Alhamdulillah, halaman Antikorupsi bisa terbit pada Senin yang ditentukan dan bertahan kurang lebih tiga bulan di bawah komando saya. Meski bisa dibilang, saya mengomandoi diri saya sendiri. Sebab, waktu itu saya hanya diberi dua wartawan baru yang menulis berita ringan saja belum presklar. Selebihnya, setelah saya berhenti dari IP, saya tidak bisa mengomentari halaman Antikorupsi yang kini sudah tidak di kapel depan, tidak satu halaman penuh, boleh dipotong iklan, divariasi dengan rubrik interaktif pesan pendek (sms) pembaca, dsb.
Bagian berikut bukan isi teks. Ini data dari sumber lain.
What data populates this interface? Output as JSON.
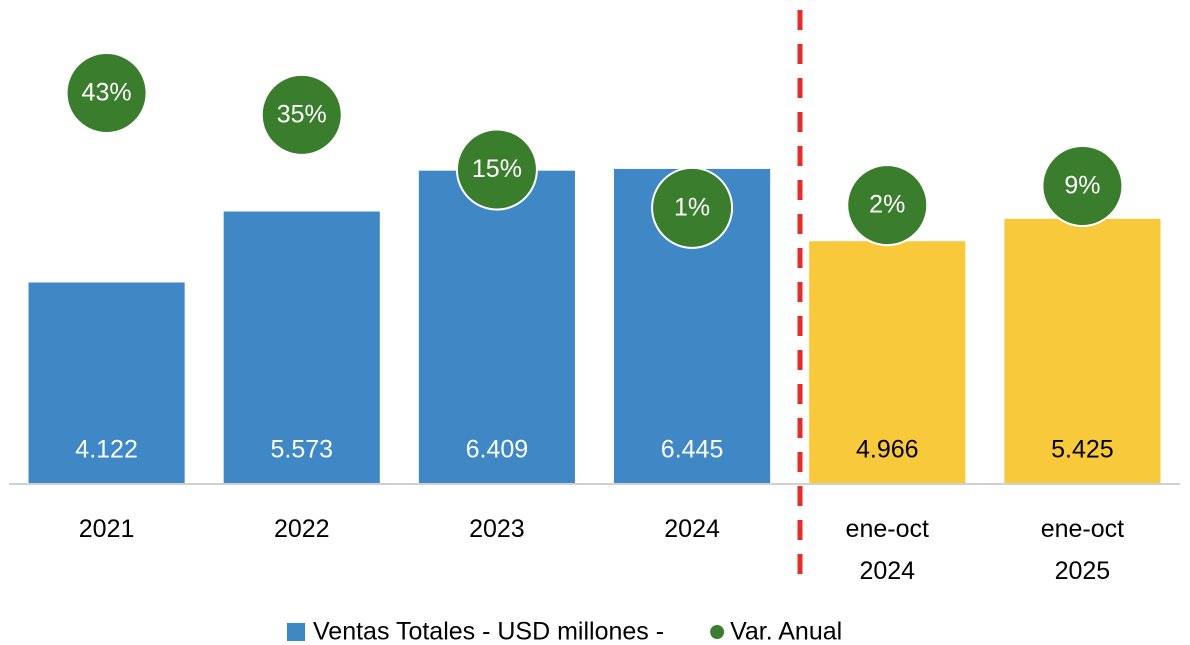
{
  "chart_data": {
    "type": "bar",
    "categories": [
      "2021",
      "2022",
      "2023",
      "2024",
      "ene-oct 2024",
      "ene-oct 2025"
    ],
    "ylim": [
      0,
      9900
    ],
    "y2lim": [
      -100,
      77
    ],
    "series": [
      {
        "name": "Ventas Totales - USD millones -",
        "type": "bar",
        "color": "#3f88c5",
        "colors": [
          "#3f88c5",
          "#3f88c5",
          "#3f88c5",
          "#3f88c5",
          "#f9c93c",
          "#f9c93c"
        ],
        "label_colors": [
          "#ffffff",
          "#ffffff",
          "#ffffff",
          "#ffffff",
          "#000000",
          "#000000"
        ],
        "values": [
          4122,
          5573,
          6409,
          6445,
          4966,
          5425
        ],
        "value_labels": [
          "4.122",
          "5.573",
          "6.409",
          "6.445",
          "4.966",
          "5.425"
        ]
      },
      {
        "name": "Var. Anual",
        "type": "scatter",
        "axis": "y2",
        "color": "#3a7d2c",
        "values": [
          43,
          35,
          15,
          1,
          2,
          9
        ],
        "value_labels": [
          "43%",
          "35%",
          "15%",
          "1%",
          "2%",
          "9%"
        ]
      }
    ]
  }
}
Mungkin pembaca yang budiman akan bertanya, bukankah perusahaan penerbitan pers sekelas JP-IP selayaknya memiliki sebuah lembaga litbang? Memang, itulah yang selayaknya. Tapi, faktanya, JP Jakarta hanya memiliki dua-tiga staf litbang yang tidak lebih dari sekadar juru ketik dan tukang kliping. Mereka tidak benar-benar menjalankan fungsi penelitian dan pengembangan. Mereka (layak diduga) hanya asal comot data, fakta, dan berita dari media massa dan sumber lain. Dan, sejauh yang saya ketahui, IP masih mengandalkan litbang JP Jakarta.
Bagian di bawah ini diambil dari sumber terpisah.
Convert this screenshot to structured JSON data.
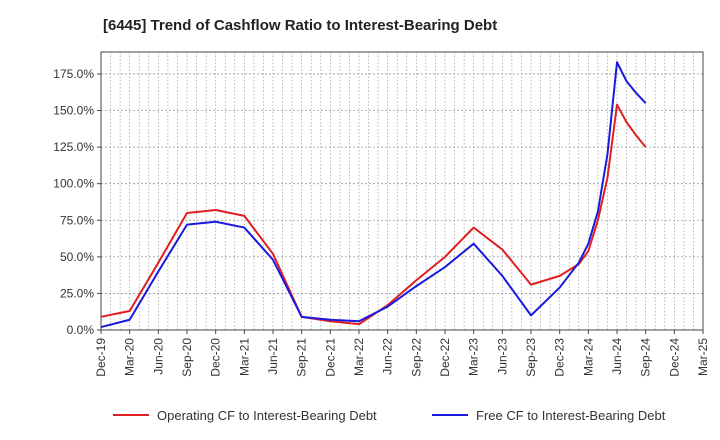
{
  "chart_data": {
    "type": "line",
    "title": "[6445]  Trend of Cashflow Ratio to Interest-Bearing Debt",
    "xlabel": "",
    "ylabel": "",
    "x_ticks": [
      "Dec-19",
      "Mar-20",
      "Jun-20",
      "Sep-20",
      "Dec-20",
      "Mar-21",
      "Jun-21",
      "Sep-21",
      "Dec-21",
      "Mar-22",
      "Jun-22",
      "Sep-22",
      "Dec-22",
      "Mar-23",
      "Jun-23",
      "Sep-23",
      "Dec-23",
      "Mar-24",
      "Jun-24",
      "Sep-24",
      "Dec-24",
      "Mar-25"
    ],
    "y_ticks": [
      "0.0%",
      "25.0%",
      "50.0%",
      "75.0%",
      "100.0%",
      "125.0%",
      "150.0%",
      "175.0%"
    ],
    "ylim": [
      0,
      190
    ],
    "grid": true,
    "legend_position": "bottom",
    "series": [
      {
        "name": "Operating CF to Interest-Bearing Debt",
        "color": "#e02020",
        "points": [
          [
            "Dec-19",
            9
          ],
          [
            "Mar-20",
            13
          ],
          [
            "Jun-20",
            46
          ],
          [
            "Sep-20",
            80
          ],
          [
            "Dec-20",
            82
          ],
          [
            "Mar-21",
            78
          ],
          [
            "Jun-21",
            52
          ],
          [
            "Sep-21",
            9
          ],
          [
            "Dec-21",
            6
          ],
          [
            "Mar-22",
            4
          ],
          [
            "Jun-22",
            17
          ],
          [
            "Sep-22",
            34
          ],
          [
            "Dec-22",
            50
          ],
          [
            "Mar-23",
            70
          ],
          [
            "Jun-23",
            55
          ],
          [
            "Sep-23",
            31
          ],
          [
            "Dec-23",
            37
          ],
          [
            "Feb-24",
            45
          ],
          [
            "Mar-24",
            54
          ],
          [
            "Apr-24",
            75
          ],
          [
            "May-24",
            104
          ],
          [
            "Jun-24",
            154
          ],
          [
            "Jul-24",
            142
          ],
          [
            "Aug-24",
            133
          ],
          [
            "Sep-24",
            125
          ]
        ]
      },
      {
        "name": "Free CF to Interest-Bearing Debt",
        "color": "#1a1adf",
        "points": [
          [
            "Dec-19",
            2
          ],
          [
            "Mar-20",
            7
          ],
          [
            "Jun-20",
            40
          ],
          [
            "Sep-20",
            72
          ],
          [
            "Dec-20",
            74
          ],
          [
            "Mar-21",
            70
          ],
          [
            "Jun-21",
            48
          ],
          [
            "Sep-21",
            9
          ],
          [
            "Dec-21",
            7
          ],
          [
            "Mar-22",
            6
          ],
          [
            "Jun-22",
            16
          ],
          [
            "Sep-22",
            30
          ],
          [
            "Dec-22",
            43
          ],
          [
            "Mar-23",
            59
          ],
          [
            "Jun-23",
            37
          ],
          [
            "Sep-23",
            10
          ],
          [
            "Dec-23",
            29
          ],
          [
            "Feb-24",
            46
          ],
          [
            "Mar-24",
            59
          ],
          [
            "Apr-24",
            81
          ],
          [
            "May-24",
            120
          ],
          [
            "Jun-24",
            183
          ],
          [
            "Jul-24",
            170
          ],
          [
            "Aug-24",
            162
          ],
          [
            "Sep-24",
            155
          ]
        ]
      }
    ]
  }
}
Karena itulah, wajar saja jika muncul wartawan-wartawan kompilator – setidaknya itulah yang saya ketahui selama saya bekerja di JP dan IP. Para wartawan kompilator ini (layak diduga) sangat jago mengompilasi data, fakta, dan berita dari media massa dan sumber lain; baik itu cetak, elektronik, maupun internet, tanpa menyebutkan sumbernya. Sehingga muncul anekdot: Koran akan tetap terbit bisa selama si kompilator tidak libur.
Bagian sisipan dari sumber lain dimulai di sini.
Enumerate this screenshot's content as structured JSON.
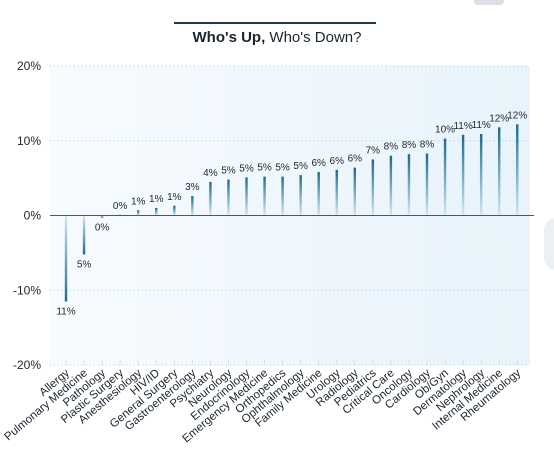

Apalagi, ini era internet yang tinggal klik saja untuk bisa mengetahui berbagai hal. Jangan tanyakan lagi tentang akurasi dan validitas karena para wartawan itu dikejar deadline, ditekan bosnya, dan dilarang keras kecolongan berita. Andai saya dulu bertugas di desk hiburan JP-IP, saya mungkin juga akan "memantau" infotainment agar bisa menulis berita dengan "benar".
Ah, sudahlah, saya sudah ngobrol terlalu banyak. Maaf...
Candra Malik
Bekas wartawan JP-IP, kini penulis lepas. Tinggal di Depok.